Cada vez que se descubre un sumario por corrupción señalamos con el dedo una frase que lo define. Con Juan Guerra las denuncian se condensaron en los pozos de una taza de café; «¿usted es el señor de los cafelitos?», le preguntaban en los juzgados y el asistente tensaba todos los músculos de la cara antes de soltar una bravuconada. En el caso Ollero, los comisionistas invocaban la metáfora de la tiesura, «a ver si de ésta nos quitamos las legañas». En la Gürtel, el sumario también se reduce a una expresión cursi, cínica y melosa, «amiguito del alma», la conversación navideña entre el Bigotes y el presidente valenciano. Mucho menos sutil, más directo, fue aquel empresario de Almería que, mientras le metía en el bolsillo un sobre cuajado de billetes, le espetó a un alcalde de pueblo: «Mi primo me lo ha dicho, me parece que a este alcalde le pasa como al otro, a éste le gusta el cazo». Y ahora, el ‘sobresito’ para falsificar un parte médico y amañar una jubilación.

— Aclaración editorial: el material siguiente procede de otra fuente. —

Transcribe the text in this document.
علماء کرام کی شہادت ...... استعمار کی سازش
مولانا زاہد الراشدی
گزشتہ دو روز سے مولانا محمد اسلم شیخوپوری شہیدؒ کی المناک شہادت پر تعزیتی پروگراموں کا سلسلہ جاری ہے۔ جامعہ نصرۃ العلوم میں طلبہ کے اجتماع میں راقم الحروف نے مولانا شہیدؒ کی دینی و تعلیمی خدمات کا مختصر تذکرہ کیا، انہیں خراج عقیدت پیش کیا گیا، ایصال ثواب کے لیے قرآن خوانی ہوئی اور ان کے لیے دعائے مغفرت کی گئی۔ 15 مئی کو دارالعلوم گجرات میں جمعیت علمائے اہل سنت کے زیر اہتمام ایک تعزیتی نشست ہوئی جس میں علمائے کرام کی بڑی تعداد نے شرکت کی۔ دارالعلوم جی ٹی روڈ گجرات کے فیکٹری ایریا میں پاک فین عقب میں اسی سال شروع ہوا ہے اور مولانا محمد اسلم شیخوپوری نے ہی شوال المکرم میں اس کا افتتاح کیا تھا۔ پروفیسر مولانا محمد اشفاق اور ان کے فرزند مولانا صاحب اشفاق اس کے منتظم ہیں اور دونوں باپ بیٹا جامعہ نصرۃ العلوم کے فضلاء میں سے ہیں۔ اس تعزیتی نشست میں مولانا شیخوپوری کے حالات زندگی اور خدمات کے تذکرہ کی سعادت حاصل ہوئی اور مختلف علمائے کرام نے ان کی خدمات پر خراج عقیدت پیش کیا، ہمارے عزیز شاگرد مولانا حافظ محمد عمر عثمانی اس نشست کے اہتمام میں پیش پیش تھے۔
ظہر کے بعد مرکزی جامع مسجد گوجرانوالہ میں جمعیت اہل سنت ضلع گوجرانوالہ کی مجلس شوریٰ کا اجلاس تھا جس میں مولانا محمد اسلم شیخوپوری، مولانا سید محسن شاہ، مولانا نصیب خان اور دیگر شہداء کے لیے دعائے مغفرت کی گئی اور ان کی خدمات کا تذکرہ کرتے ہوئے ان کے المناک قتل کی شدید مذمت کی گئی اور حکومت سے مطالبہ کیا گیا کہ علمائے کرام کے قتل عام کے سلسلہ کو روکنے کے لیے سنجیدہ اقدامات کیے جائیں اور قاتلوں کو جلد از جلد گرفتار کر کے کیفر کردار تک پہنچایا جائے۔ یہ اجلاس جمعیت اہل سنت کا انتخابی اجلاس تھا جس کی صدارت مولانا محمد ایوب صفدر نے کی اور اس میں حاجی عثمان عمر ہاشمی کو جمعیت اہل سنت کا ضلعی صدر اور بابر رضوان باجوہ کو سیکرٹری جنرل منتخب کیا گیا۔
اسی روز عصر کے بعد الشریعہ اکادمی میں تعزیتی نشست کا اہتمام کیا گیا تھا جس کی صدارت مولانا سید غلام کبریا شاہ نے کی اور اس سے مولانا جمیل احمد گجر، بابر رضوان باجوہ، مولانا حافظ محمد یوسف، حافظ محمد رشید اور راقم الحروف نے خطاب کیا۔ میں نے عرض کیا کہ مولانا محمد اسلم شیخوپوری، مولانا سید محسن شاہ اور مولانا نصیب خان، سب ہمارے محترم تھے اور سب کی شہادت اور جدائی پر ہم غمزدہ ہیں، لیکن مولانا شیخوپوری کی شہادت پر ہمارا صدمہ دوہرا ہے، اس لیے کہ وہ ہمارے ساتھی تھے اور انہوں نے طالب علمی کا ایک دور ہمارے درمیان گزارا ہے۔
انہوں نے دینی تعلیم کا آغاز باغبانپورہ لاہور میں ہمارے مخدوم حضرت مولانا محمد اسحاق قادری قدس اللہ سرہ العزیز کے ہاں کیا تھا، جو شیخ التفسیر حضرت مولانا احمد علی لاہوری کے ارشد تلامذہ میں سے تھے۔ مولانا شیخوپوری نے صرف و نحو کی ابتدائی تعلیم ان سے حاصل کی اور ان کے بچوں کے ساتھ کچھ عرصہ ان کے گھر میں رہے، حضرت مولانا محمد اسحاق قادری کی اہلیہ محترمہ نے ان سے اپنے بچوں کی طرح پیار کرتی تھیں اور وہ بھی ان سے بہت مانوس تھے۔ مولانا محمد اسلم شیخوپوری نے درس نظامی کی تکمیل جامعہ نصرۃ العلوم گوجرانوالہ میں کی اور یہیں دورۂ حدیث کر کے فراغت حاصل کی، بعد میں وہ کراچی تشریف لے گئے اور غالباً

Con cada frase se van archivando en la memoria colectiva los casos de corrupción, como si a los corruptos se les pudiera colocar una etiqueta con aquella expresión que le cazaron por teléfono, cuando se creían inmunes, se reían del mundo y se frotaban las manos al verse despanzurrados en una playa del Caribe. Sí, es verdad, las frases identifican los procesos, pero el verdadero valor de esas conversaciones es el valor sociológico, la muestra que se extrae de una sociedad capaz de generar esa cadena de aprovechados, el comisionista que se mueve por los despachos, el médico que se corrompe, la famosa insaciable y su madre aprovechada, sin vergüenzas sin sonrojo ni miramientos que los frenen. Pero, ¿cuántos habrá en esta sociedad que se hubieran resistido a un acta médica falsificada y una jubilación a los 45 años, con un sueldo público de por vida? ¿Cuánta mentira se comete en España? ¿Y cuánta se consiente?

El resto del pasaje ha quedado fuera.